There IS a tradition which was preserved from my brief county presidency of the RMDSZ: each March 20, the party gives financial support to the families of the three Hungarian martyrs (Antal Csipor, István Gémes and Zoltán Kiss).

 

After December 1989, we fought here in Târgu Mureş to re-establish an independent Bolyai school and a Hungarian section of the University of Medicine  and Pharmacy of Târgu Mureş, where all the teaching, theory and practice, including the final exams, could be conducted again in Hungarian. In spite of the fact that on January 19, 1990, the Mureş County Council for National Unity unanimously decided that the Bolyai school return to Hungarian for the following school year, this was achieved only 15 years later. The situation at the university has remained unchanged for 25 years. The attitude of the university senate, which has a two-thirds Romanian majority, reminds me of Talleyrand’s words on the Bourbons: “They learned nothing, they forgot nothing”. They don’t contemplate what kind of trouble the illegal restriction on the use of the mother tongue can cause... I am sure they do not know the warning of the first President of Czechoslovakia, Thomas Masaryk: “a contented minority is a factor for stability”.

In February 1990, a hundred thousand Hungarians could demonstrate on the main square with candles and books. Today, if we want to demonstrate or celebrate on the main square, we confront mayoral prohibitions.

In spite of all this, I am not a pessimist. First of all, the Romanian judiciary has come to a stage where it calls to account corrupt politicians irrespective of their party affiliation. So it must reach the point when it can judge our rightful demands also “irrespective of party affiliation”. If we look at what rights Romania’s own laws and the international agreements signed and ratified by Romania secure – on paper – to the Hungarian and other ethnic minorities, then we can easily formulate the aims we can achieve: that is, the respect for, and the implementation of, these regulations. Our task is to achieve through legal and political methods that monitoring reports about Romania examine not just corruption cases, but also infringements of lawful minority rights. We have to appeal to the European Court of Human Rights in order to change Romanian court rulings effecting the right to free speech, free assembly and other discriminatory administrative measures. The mills of justice grind slowly, but they grind.

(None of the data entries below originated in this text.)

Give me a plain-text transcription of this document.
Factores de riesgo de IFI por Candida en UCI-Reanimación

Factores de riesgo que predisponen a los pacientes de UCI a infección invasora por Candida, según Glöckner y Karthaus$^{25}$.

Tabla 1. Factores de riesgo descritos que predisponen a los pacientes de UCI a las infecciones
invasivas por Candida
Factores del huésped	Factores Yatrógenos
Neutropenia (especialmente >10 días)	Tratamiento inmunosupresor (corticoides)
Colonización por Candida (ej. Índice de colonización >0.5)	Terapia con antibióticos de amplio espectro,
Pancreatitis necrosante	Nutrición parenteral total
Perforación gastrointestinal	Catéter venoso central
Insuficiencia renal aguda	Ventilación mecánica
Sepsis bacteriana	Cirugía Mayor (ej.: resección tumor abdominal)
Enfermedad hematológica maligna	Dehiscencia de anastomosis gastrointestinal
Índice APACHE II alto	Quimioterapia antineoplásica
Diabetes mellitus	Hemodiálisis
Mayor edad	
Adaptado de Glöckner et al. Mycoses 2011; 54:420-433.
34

Romanian politicians of the past 25 years convinced us that we cannot expect them to deal calmly and patiently with the nationality question, let alone resolve it; they would be mad to give up their cheapest secure weapon: loudmouthed incitement based on centuries-old prejudices. Does one need economic, financial or legal training – or a grain of culture – to “bravely” point out the machinations, the separatist machinations, etc., of the Hungarians, repeating absurdities like a mantra? Nobody dares contradict, because they could not face their voters if they supported the “demands” of the Hungarians. (The Calvary of Smaranda Enache deters many.) Right now, there are no extremist parties in the Romanian parliament, but their former members and often their language and argumentation, turn up in other parties. And there is no government or parliament member ready to speak up against these faux “patriots”.

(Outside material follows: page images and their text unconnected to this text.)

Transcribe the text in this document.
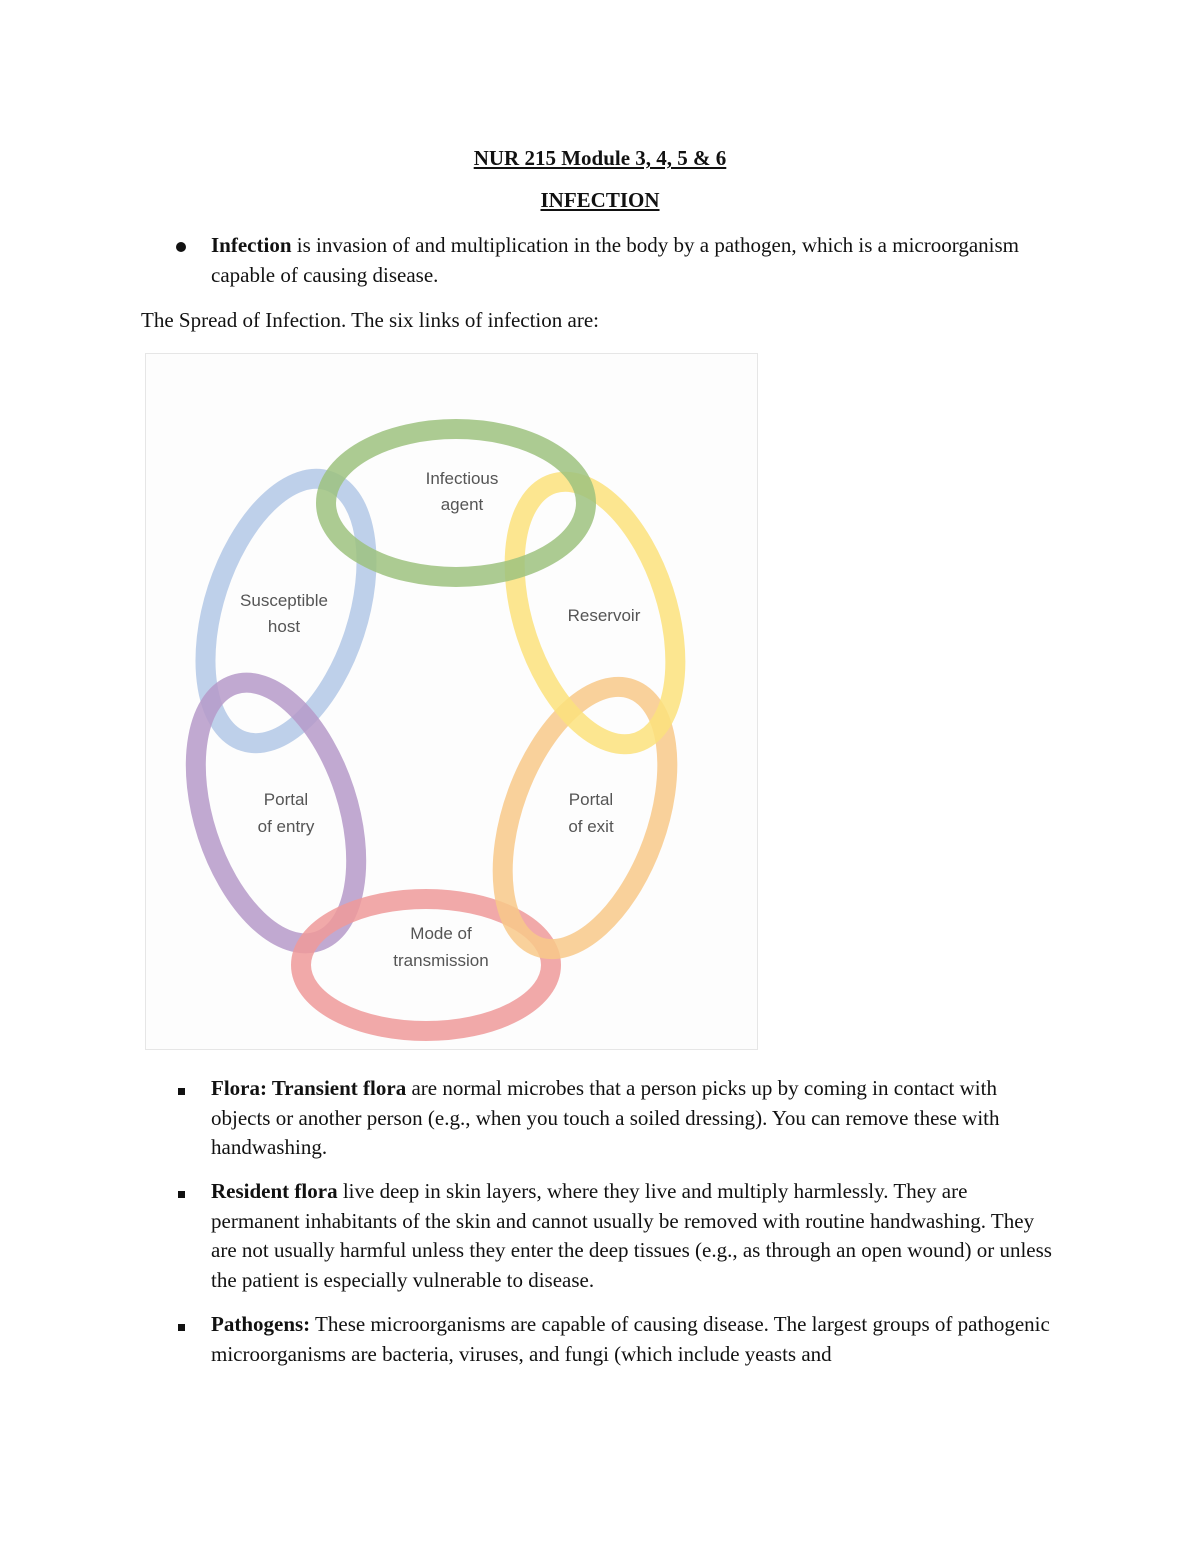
NUR 215 Module 3, 4, 5 & 6
INFECTION
Infection is invasion of and multiplication in the body by a pathogen, which is a microorganism capable of causing disease.
The Spread of Infection. The six links of infection are:
Infectious
agent
Reservoir
Portal
of exit
Mode of
transmission
Portal
of entry
Susceptible
host
Flora: Transient flora are normal microbes that a person picks up by coming in contact with objects or another person (e.g., when you touch a soiled dressing). You can remove these with handwashing.
Resident flora live deep in skin layers, where they live and multiply harmlessly. They are permanent inhabitants of the skin and cannot usually be removed with routine handwashing. They are not usually harmful unless they enter the deep tissues (e.g., as through an open wound) or unless the patient is especially vulnerable to disease.
Pathogens: These microorganisms are capable of causing disease. The largest groups of pathogenic microorganisms are bacteria, viruses, and fungi (which include yeasts and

I think it is in the civil sphere – and there are signs that this is already happening – where we shall be able through slow, patient perseverance, to achieve a positive change in mentality in Romanian public thinking. Certainly not by aiming to directly win powers. Silviu Brucan reckoned at the time that this process would take 20 years. What an optimist!

Of course, our Hungarian political practice and mentality could also do with some corrections...

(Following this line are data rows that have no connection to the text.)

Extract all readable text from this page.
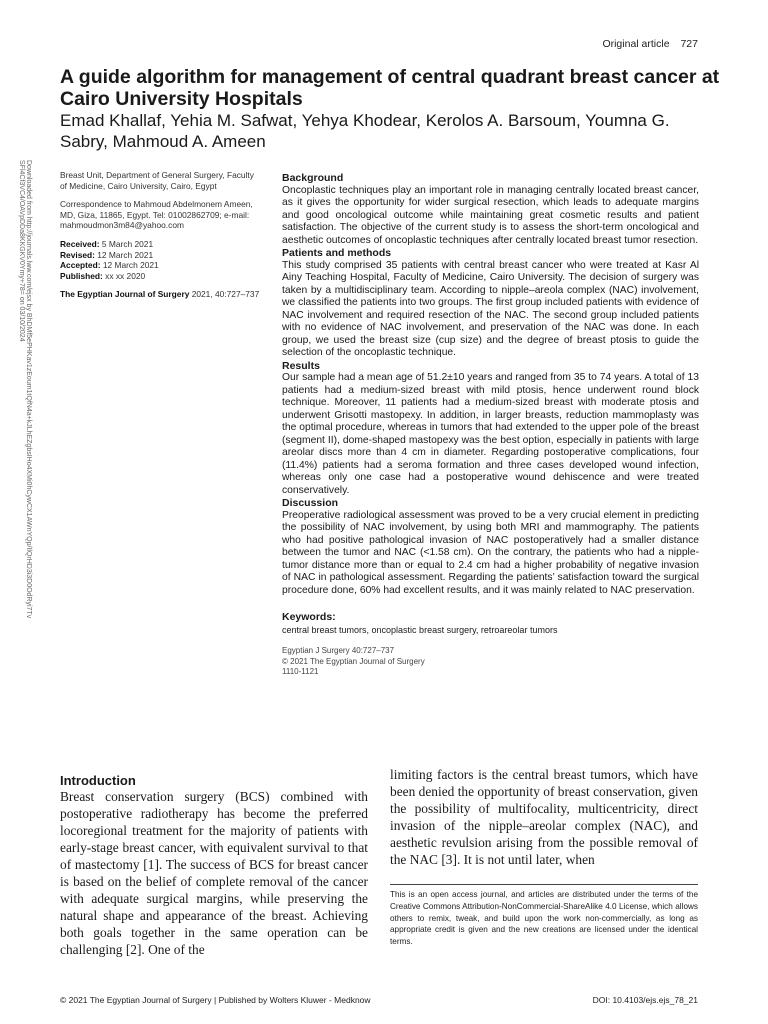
Original article 727
A guide algorithm for management of central quadrant breast cancer at Cairo University Hospitals
Emad Khallaf, Yehia M. Safwat, Yehya Khodear, Kerolos A. Barsoum, Youmna G. Sabry, Mahmoud A. Ameen
Downloaded from http://journals.lww.com/ejsx by BhDMf5ePHKav1zEoum1tQfN4a+kJLhEZgbsIHo4XMi0hCywCX1AWnYQp/IlQrHD3i3D0OdRyi7TvSFl4Cf3VC4/OAVpDDa8KKGKV0Ymy+78= on 03/10/2024	Breast Unit, Department of General Surgery, Faculty of Medicine, Cairo University, Cairo, Egypt

Correspondence to Mahmoud Abdelmonem Ameen, MD, Giza, 11865, Egypt. Tel: 01002862709; e-mail: mahmoudmon3m84@yahoo.com

Received: 5 March 2021
Revised: 12 March 2021
Accepted: 12 March 2021
Published: xx xx 2020

The Egyptian Journal of Surgery 2021, 40:727–737

Background

Oncoplastic techniques play an important role in managing centrally located breast cancer, as it gives the opportunity for wider surgical resection, which leads to adequate margins and good oncological outcome while maintaining great cosmetic results and patient satisfaction. The objective of the current study is to assess the short-term oncological and aesthetic outcomes of oncoplastic techniques after centrally located breast tumor resection.

Patients and methods

This study comprised 35 patients with central breast cancer who were treated at Kasr Al Ainy Teaching Hospital, Faculty of Medicine, Cairo University. The decision of surgery was taken by a multidisciplinary team. According to nipple–areola complex (NAC) involvement, we classified the patients into two groups. The first group included patients with evidence of NAC involvement and required resection of the NAC. The second group included patients with no evidence of NAC involvement, and preservation of the NAC was done. In each group, we used the breast size (cup size) and the degree of breast ptosis to guide the selection of the oncoplastic technique.

Results

Our sample had a mean age of 51.2±10 years and ranged from 35 to 74 years. A total of 13 patients had a medium-sized breast with mild ptosis, hence underwent round block technique. Moreover, 11 patients had a medium-sized breast with moderate ptosis and underwent Grisotti mastopexy. In addition, in larger breasts, reduction mammoplasty was the optimal procedure, whereas in tumors that had extended to the upper pole of the breast (segment II), dome-shaped mastopexy was the best option, especially in patients with large areolar discs more than 4 cm in diameter. Regarding postoperative complications, four (11.4%) patients had a seroma formation and three cases developed wound infection, whereas only one case had a postoperative wound dehiscence and were treated conservatively.

Discussion

Preoperative radiological assessment was proved to be a very crucial element in predicting the possibility of NAC involvement, by using both MRI and mammography. The patients who had positive pathological invasion of NAC postoperatively had a smaller distance between the tumor and NAC (<1.58 cm). On the contrary, the patients who had a nipple-tumor distance more than or equal to 2.4 cm had a higher probability of negative invasion of NAC in pathological assessment. Regarding the patients’ satisfaction toward the surgical procedure done, 60% had excellent results, and it was mainly related to NAC preservation.

Keywords:

central breast tumors, oncoplastic breast surgery, retroareolar tumors

Egyptian J Surgery 40:727–737
© 2021 The Egyptian Journal of Surgery
1110-1121
Introduction

Breast conservation surgery (BCS) combined with postoperative radiotherapy has become the preferred locoregional treatment for the majority of patients with early-stage breast cancer, with equivalent survival to that of mastectomy [1]. The success of BCS for breast cancer is based on the belief of complete removal of the cancer with adequate surgical margins, while preserving the natural shape and appearance of the breast. Achieving both goals together in the same operation can be challenging [2]. One of the

limiting factors is the central breast tumors, which have been denied the opportunity of breast conservation, given the possibility of multifocality, multicentricity, direct invasion of the nipple–areolar complex (NAC), and aesthetic revulsion arising from the possible removal of the NAC [3]. It is not until later, when

This is an open access journal, and articles are distributed under the terms of the Creative Commons Attribution-NonCommercial-ShareAlike 4.0 License, which allows others to remix, tweak, and build upon the work non-commercially, as long as appropriate credit is given and the new creations are licensed under the identical terms.
© 2021 The Egyptian Journal of Surgery | Published by Wolters Kluwer - Medknow	DOI: 10.4103/ejs.ejs_78_21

When we talk about international guarantees, when we mention the continued transformation of the legal environment, we must never forget that we can only achieve our aims here, in the place where we want to live. We can achieve our long-term goals if we can convince our Romanian compatriots by developing a set of arguments and a discourse that will make our truths understandable and acceptable to them. If we could win the international support I/we hoped for in March, 1990, then we could achieve our goal far more readily.